Le député communiste de la 13e circonscription des Bouches-du-Rhône, Pierre Dharréville, lance « le grand inventaire des biens communs ». Mûrie depuis de nombreux mois, cette initiative se présente comme une démarche de longue haleine. Par-delà la crise, il appelle à une large participation citoyenne.
La Marseillaise : «Le grand inventaire des biens communs », qu’est-ce que c’est?
Pierre Dharréville : C’est une initiative citoyenne à laquelle je réfléchis depuis longtemps. Pour moi, c’est une démarche au long cours, qui veut nourrir la réflexion et l’action, redonner du sens à la politique. Nous sommes à l’ère de la privatisation du monde, de la marchandisation de tout, de l’accaparement insensé des avoirs et des pouvoirs par quelques-uns. Cette course en avant, où tout est de plus en plus laissé à la main du marché, défait nos liens, casse nos outils, abîme l’humain et la planète. On gagnerait à se redécouvrir sociétaires du genre humain.
Qu’entendez-vous par biens communs ?
P.Dh. : Les biens communs, c’est ce que nous avons en partage ou qui mériterait de l’être. Le premier de ces biens communs à venir à l’esprit, c’est peut-être la planète.
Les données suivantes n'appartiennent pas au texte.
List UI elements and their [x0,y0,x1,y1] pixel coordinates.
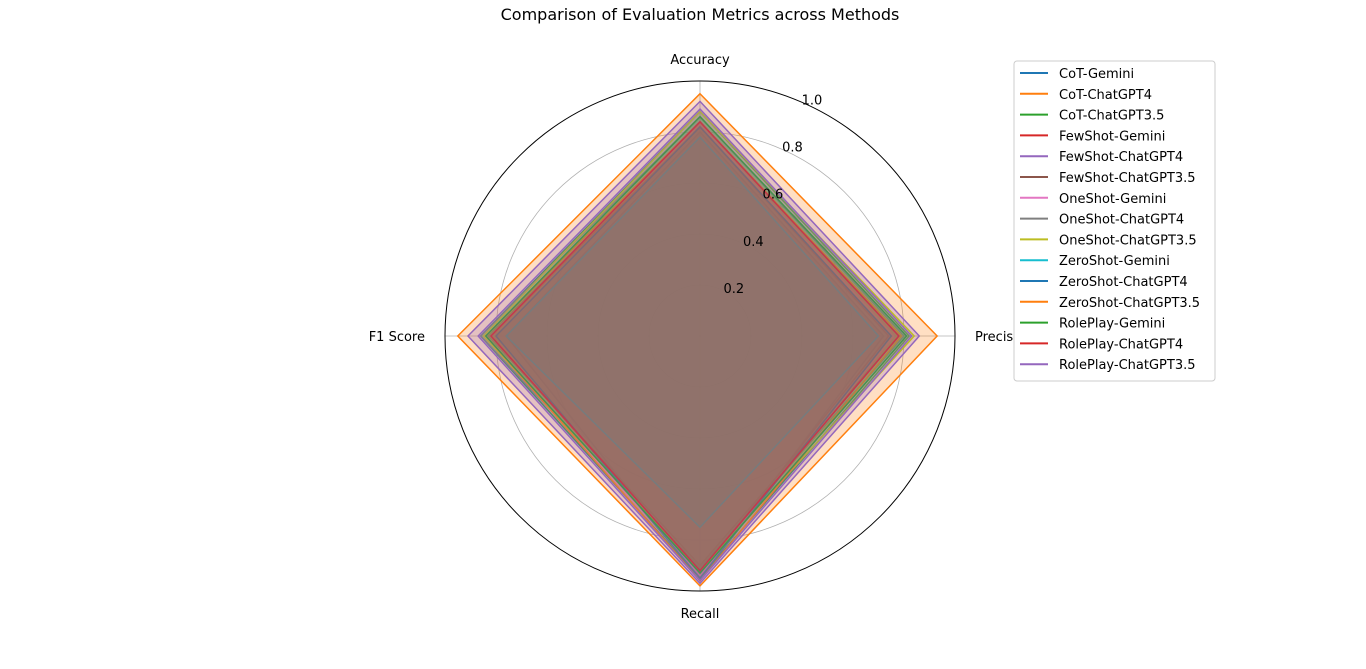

Et par les temps qui courent, évidemment la santé, et plus précisément par exemple l’hôpital… Nous sommes en train de le redécouvrir ! Depuis le square en bas de la cité jusqu’à l’eau si précieuse, il y a une myriade de biens communs, matériels et immatériels, à protéger, à promouvoir, à conquérir. Tenez, on pourrait aussi parler d’Aéroport de Paris, de l’Internet. La République devrait aussi y figurer, avec les droits fondamentaux… Le droit à la retraite, tiens, on pourrait l’inscrire au grand inventaire, non ? De ma fenêtre, j’y inscris l’air que l’on respire, puis j’ajoute notre étang de Berre…
Vous citez des choses très différentes…
P.Dh. : Les biens communs sont présents dans toutes les dimensions de l’existence. Il y a des biens communs particuliers, universels, génériques, matériels, immatériels… Nous allons classifier et cela va nous aider à réfléchir. Parce que cela ouvre des tas de questions. Notamment sur leur état, leur statut, leur mode de gestion actuel ou souhaitable… Et très vite, cela pose des questions politiques, dans le concret de la vie. La gestion de l’eau, par exemple, c’est une question passionnante. Cet inventaire n’est pas une simple liste, c’est tout un paysage…
Quelle forme va prendre cet inventaire ?
P.Dh. : Un espace lui est dédié sur mon site Internet, sur lequel on pourra formuler des propositions, tout simplement*. Un jury citoyen, composé d’habitantes et d’habitants que j’ai rencontrés au fil du temps sur le terrain, jouera un rôle d’animation. Et la suite, nous l’inventerons ensemble.
Pourquoi la lancer maintenant et ne pas avoir attendu la fin du confinement ?
P.Dh. : Au cœur de cette crise, des questions essentielles sont en train d’émerger. Beaucoup de femmes et d’hommes réfléchissent, se demandent comment se réapproprier le monde, se réapproprier l’avenir. Déjà, se cherche la relance. Elle devra être sociale, écologique et démocratique.
Nous sommes à un carrefour, à une bifurcation. Nous ne devons pas continuer comme avant. Disons ce à quoi nous tenons, ce qu’il faut réparer, ou conquérir. Le grand inventaire peut nous aider à préparer le monde d’après. Un monde où il faudra mieux partager, mieux prendre soin.